Update: The Drinkery's license is renewed; it's a good day for the city - Entrepreneur Generations

Update: Today (June 2), the Baltimore Liquor Board reversed their decision to take away The Drinkery's liquor license. The reversal occurred because one of the most vocal protesters of The Drinkery, Jason Curtis, holds a liquor license at Hotel Indigo, and it's against the rules for liquor board protests to be made by other (competing) liquor license holders.

As you can guess from my other entry, I'm very happy about the reversal, and hope that the smatterings of protests I read on Facebook and Twitter helped contribute to it, although it also could simply have been a clear rule violation. The targeting by largely white neighborhood members of the gay bar whose clientele is largely African American always had the stench of racism on it, and it seemed an especially egregious gentrification-fueled scapegoating of a decades-old institution when it occurred less than a year after The Hippo closed its doors. And it was sad to me on a personal level, because I liked The Drinkery, in my experience it easily was the friendliest and most laid-back gay bar in the Baltimore.
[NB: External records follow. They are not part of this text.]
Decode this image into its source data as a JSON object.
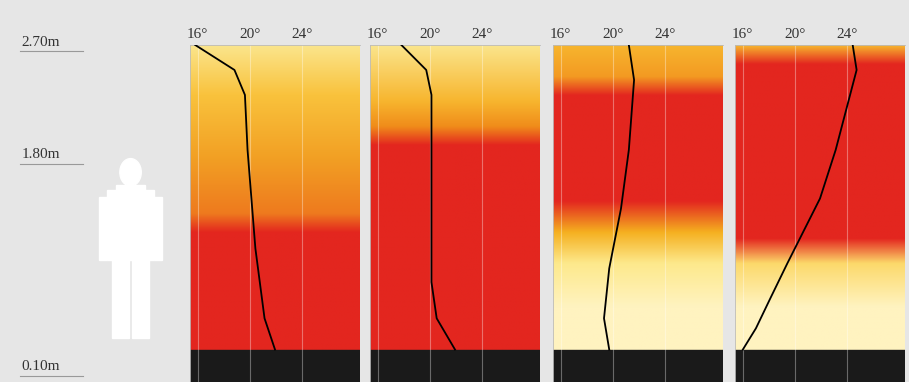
{
  "chart_data": [
    {
      "type": "line",
      "xlim": [
        15.4,
        28.4
      ],
      "xticks": [
        {
          "value": 16,
          "label": "16°"
        },
        {
          "value": 20,
          "label": "20°"
        },
        {
          "value": 24,
          "label": "24°"
        }
      ],
      "ylim": [
        0,
        2.7
      ],
      "yticks": [
        {
          "value": 2.7,
          "label": "2.70m"
        },
        {
          "value": 1.8,
          "label": "1.80m"
        },
        {
          "value": 0.1,
          "label": "0.10m"
        }
      ],
      "grid": true,
      "tick_labels": "x",
      "color": "#000000",
      "x": [
        15.8,
        18.8,
        19.6,
        19.8,
        20.4,
        21.1,
        21.9
      ],
      "y": [
        2.7,
        2.5,
        2.3,
        1.86,
        1.07,
        0.51,
        0.26
      ],
      "background": {
        "heights": [
          2.7,
          2.3,
          1.8,
          1.35,
          1.2,
          0.26
        ],
        "colors": [
          "#fbe58c",
          "#f9c23c",
          "#f2a024",
          "#ee7a1e",
          "#e3261f",
          "#e3261f"
        ]
      }
    },
    {
      "type": "line",
      "xlim": [
        15.4,
        28.4
      ],
      "xticks": [
        {
          "value": 16,
          "label": "16°"
        },
        {
          "value": 20,
          "label": "20°"
        },
        {
          "value": 24,
          "label": "24°"
        }
      ],
      "ylim": [
        0,
        2.7
      ],
      "yticks": [
        {
          "value": 2.7,
          "label": "2.70m"
        },
        {
          "value": 1.8,
          "label": "1.80m"
        },
        {
          "value": 0.1,
          "label": "0.10m"
        }
      ],
      "grid": true,
      "tick_labels": "x",
      "color": "#000000",
      "x": [
        17.8,
        19.7,
        20.1,
        20.1,
        20.1,
        20.5,
        21.9
      ],
      "y": [
        2.7,
        2.5,
        2.3,
        1.5,
        0.8,
        0.51,
        0.26
      ],
      "background": {
        "heights": [
          2.7,
          2.25,
          2.05,
          1.9,
          0.26
        ],
        "colors": [
          "#fbe58c",
          "#f7b52e",
          "#f08c1a",
          "#e3261f",
          "#e3261f"
        ]
      }
    },
    {
      "type": "line",
      "xlim": [
        15.4,
        28.4
      ],
      "xticks": [
        {
          "value": 16,
          "label": "16°"
        },
        {
          "value": 20,
          "label": "20°"
        },
        {
          "value": 24,
          "label": "24°"
        }
      ],
      "ylim": [
        0,
        2.7
      ],
      "yticks": [
        {
          "value": 2.7,
          "label": "2.70m"
        },
        {
          "value": 1.8,
          "label": "1.80m"
        },
        {
          "value": 0.1,
          "label": "0.10m"
        }
      ],
      "grid": true,
      "tick_labels": "x",
      "color": "#000000",
      "x": [
        21.2,
        21.6,
        21.2,
        20.6,
        19.7,
        19.3,
        19.7
      ],
      "y": [
        2.7,
        2.42,
        1.86,
        1.39,
        0.91,
        0.51,
        0.26
      ],
      "background": {
        "heights": [
          2.7,
          2.45,
          2.3,
          1.45,
          1.2,
          0.95,
          0.6,
          0.26
        ],
        "colors": [
          "#f7b52e",
          "#f39a22",
          "#e3261f",
          "#e3261f",
          "#f5b020",
          "#fde98c",
          "#fff3c0",
          "#fff3c0"
        ]
      }
    },
    {
      "type": "line",
      "xlim": [
        15.4,
        28.4
      ],
      "xticks": [
        {
          "value": 16,
          "label": "16°"
        },
        {
          "value": 20,
          "label": "20°"
        },
        {
          "value": 24,
          "label": "24°"
        }
      ],
      "ylim": [
        0,
        2.7
      ],
      "yticks": [
        {
          "value": 2.7,
          "label": "2.70m"
        },
        {
          "value": 1.8,
          "label": "1.80m"
        },
        {
          "value": 0.1,
          "label": "0.10m"
        }
      ],
      "grid": true,
      "tick_labels": "x",
      "color": "#000000",
      "x": [
        24.4,
        24.7,
        23.1,
        21.9,
        19.4,
        18.1,
        17.0,
        16.0
      ],
      "y": [
        2.7,
        2.5,
        1.86,
        1.47,
        0.95,
        0.67,
        0.43,
        0.26
      ],
      "background": {
        "heights": [
          2.7,
          2.55,
          1.15,
          0.95,
          0.6,
          0.26
        ],
        "colors": [
          "#f7b52e",
          "#e3261f",
          "#e3261f",
          "#fcd96a",
          "#fff3c0",
          "#fff3c0"
        ]
      }
    }
  ]
}
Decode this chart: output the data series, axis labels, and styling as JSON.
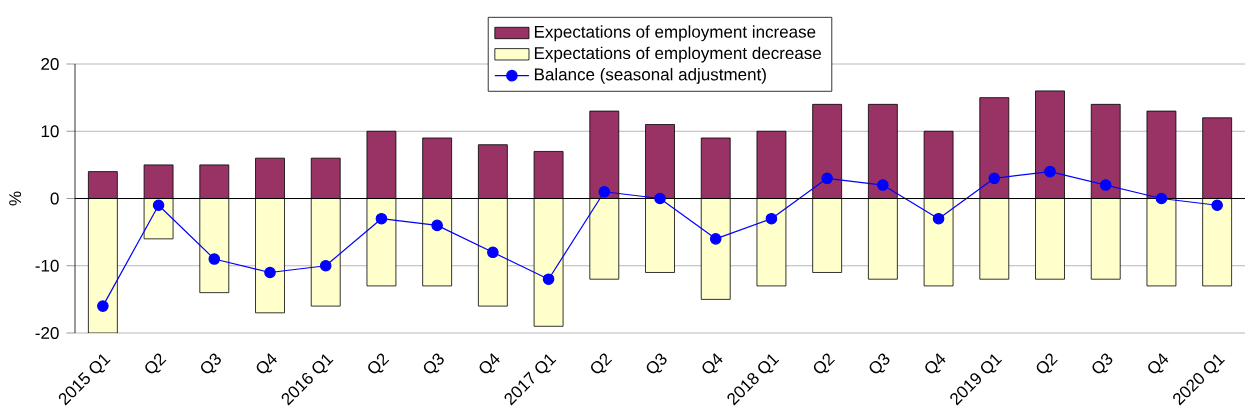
{
  "chart_data": {
    "type": "bar",
    "ylabel": "%",
    "stacked": true,
    "categories": [
      "2015 Q1",
      "Q2",
      "Q3",
      "Q4",
      "2016 Q1",
      "Q2",
      "Q3",
      "Q4",
      "2017 Q1",
      "Q2",
      "Q3",
      "Q4",
      "2018 Q1",
      "Q2",
      "Q3",
      "Q4",
      "2019 Q1",
      "Q2",
      "Q3",
      "Q4",
      "2020 Q1"
    ],
    "series": [
      {
        "name": "Expectations of employment increase",
        "color": "#993366",
        "values": [
          4,
          5,
          5,
          6,
          6,
          10,
          9,
          8,
          7,
          13,
          11,
          9,
          10,
          14,
          14,
          10,
          15,
          16,
          14,
          13,
          12
        ]
      },
      {
        "name": "Expectations of employment decrease",
        "color": "#ffffcc",
        "values": [
          -20,
          -6,
          -14,
          -17,
          -16,
          -13,
          -13,
          -16,
          -19,
          -12,
          -11,
          -15,
          -13,
          -11,
          -12,
          -13,
          -12,
          -12,
          -12,
          -13,
          -13
        ]
      },
      {
        "name": "Balance  (seasonal adjustment)",
        "type": "line",
        "color": "#0000ff",
        "marker": "circle",
        "values": [
          -16,
          -1,
          -9,
          -11,
          -10,
          -3,
          -4,
          -8,
          -12,
          1,
          0,
          -6,
          -3,
          3,
          2,
          -3,
          3,
          4,
          2,
          0,
          -1
        ]
      }
    ],
    "ylim": [
      -20,
      20
    ],
    "yticks": [
      -20,
      -10,
      0,
      10,
      20
    ],
    "grid": "y",
    "legend": "top"
  }
}
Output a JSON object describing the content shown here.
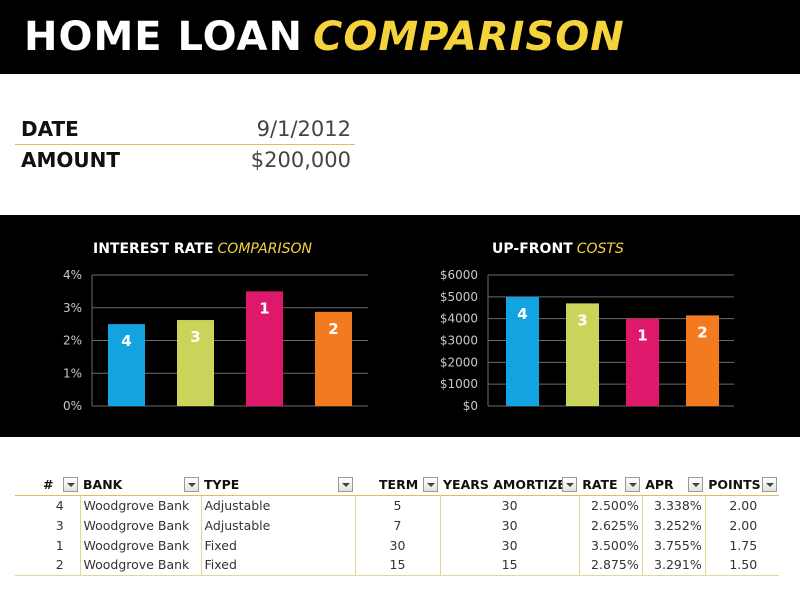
{
  "header": {
    "title_main": "HOME LOAN",
    "title_accent": "COMPARISON"
  },
  "summary": {
    "date_label": "DATE",
    "date_value": "9/1/2012",
    "amount_label": "AMOUNT",
    "amount_value": "$200,000"
  },
  "colors": {
    "accent": "#f5d33c",
    "blue": "#13a3e0",
    "lime": "#c8d45a",
    "pink": "#e0186c",
    "orange": "#f27a1f"
  },
  "chart_data": [
    {
      "type": "bar",
      "title_main": "INTEREST RATE",
      "title_accent": "COMPARISON",
      "ylim": [
        0,
        4
      ],
      "ytick_labels": [
        "0%",
        "1%",
        "2%",
        "3%",
        "4%"
      ],
      "ytick_values": [
        0,
        1,
        2,
        3,
        4
      ],
      "bars": [
        {
          "label": "4",
          "value": 2.5,
          "color": "#13a3e0"
        },
        {
          "label": "3",
          "value": 2.625,
          "color": "#c8d45a"
        },
        {
          "label": "1",
          "value": 3.5,
          "color": "#e0186c"
        },
        {
          "label": "2",
          "value": 2.875,
          "color": "#f27a1f"
        }
      ],
      "grid": true,
      "legend": "none"
    },
    {
      "type": "bar",
      "title_main": "UP-FRONT",
      "title_accent": "COSTS",
      "ylim": [
        0,
        6000
      ],
      "ytick_labels": [
        "$0",
        "$1000",
        "$2000",
        "$3000",
        "$4000",
        "$5000",
        "$6000"
      ],
      "ytick_values": [
        0,
        1000,
        2000,
        3000,
        4000,
        5000,
        6000
      ],
      "bars": [
        {
          "label": "4",
          "value": 5000,
          "color": "#13a3e0"
        },
        {
          "label": "3",
          "value": 4700,
          "color": "#c8d45a"
        },
        {
          "label": "1",
          "value": 4000,
          "color": "#e0186c"
        },
        {
          "label": "2",
          "value": 4150,
          "color": "#f27a1f"
        }
      ],
      "grid": true,
      "legend": "none"
    }
  ],
  "table": {
    "headers": [
      "#",
      "BANK",
      "TYPE",
      "TERM",
      "YEARS AMORTIZED",
      "RATE",
      "APR",
      "POINTS"
    ],
    "rows": [
      [
        "4",
        "Woodgrove Bank",
        "Adjustable",
        "5",
        "30",
        "2.500%",
        "3.338%",
        "2.00"
      ],
      [
        "3",
        "Woodgrove Bank",
        "Adjustable",
        "7",
        "30",
        "2.625%",
        "3.252%",
        "2.00"
      ],
      [
        "1",
        "Woodgrove Bank",
        "Fixed",
        "30",
        "30",
        "3.500%",
        "3.755%",
        "1.75"
      ],
      [
        "2",
        "Woodgrove Bank",
        "Fixed",
        "15",
        "15",
        "2.875%",
        "3.291%",
        "1.50"
      ]
    ]
  }
}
I do think The Drinkery's 87-year old owner Fred Allen should be more responsive, perhaps hire a door man, though. In a perfect world, Allen will sell The Drinkery in the next year or two to a more active and receptive owner, one who will usher this cool little bar to its 50th and 60th anniversaries, because I do think that this license renewal controversy could be an annual event. His own odiously racist letter to a protesting neighbor, threatening to sell the bar to a "black" owner who wanted to open a strip club, was especially repugnant.

I'm pleased, however, that Baltimore doesn't have the black eye of having a bunch of mostly white neighbors organizing to close down the most prominent black gay bar in the city. Anyone who has ever been through Federal Hill's Cross Street, the Canton Square, or Fells Point at around midnight or 1 a.m. know about the crowds of mostly white people loudly carousing int he streets; that this is allowed, and the overblown charges against The Drinkery (again, no arrest in its 40-year history, only 3 unsubstantiated noise complaints) smacks of white privilege. Ultimately, this feels like a victory against racist practices by city government, and I hope The Drinkery's ownership makes a few changes to make sure this doesn't happen again.

Now, with that being said, who's up for celebratory drinks?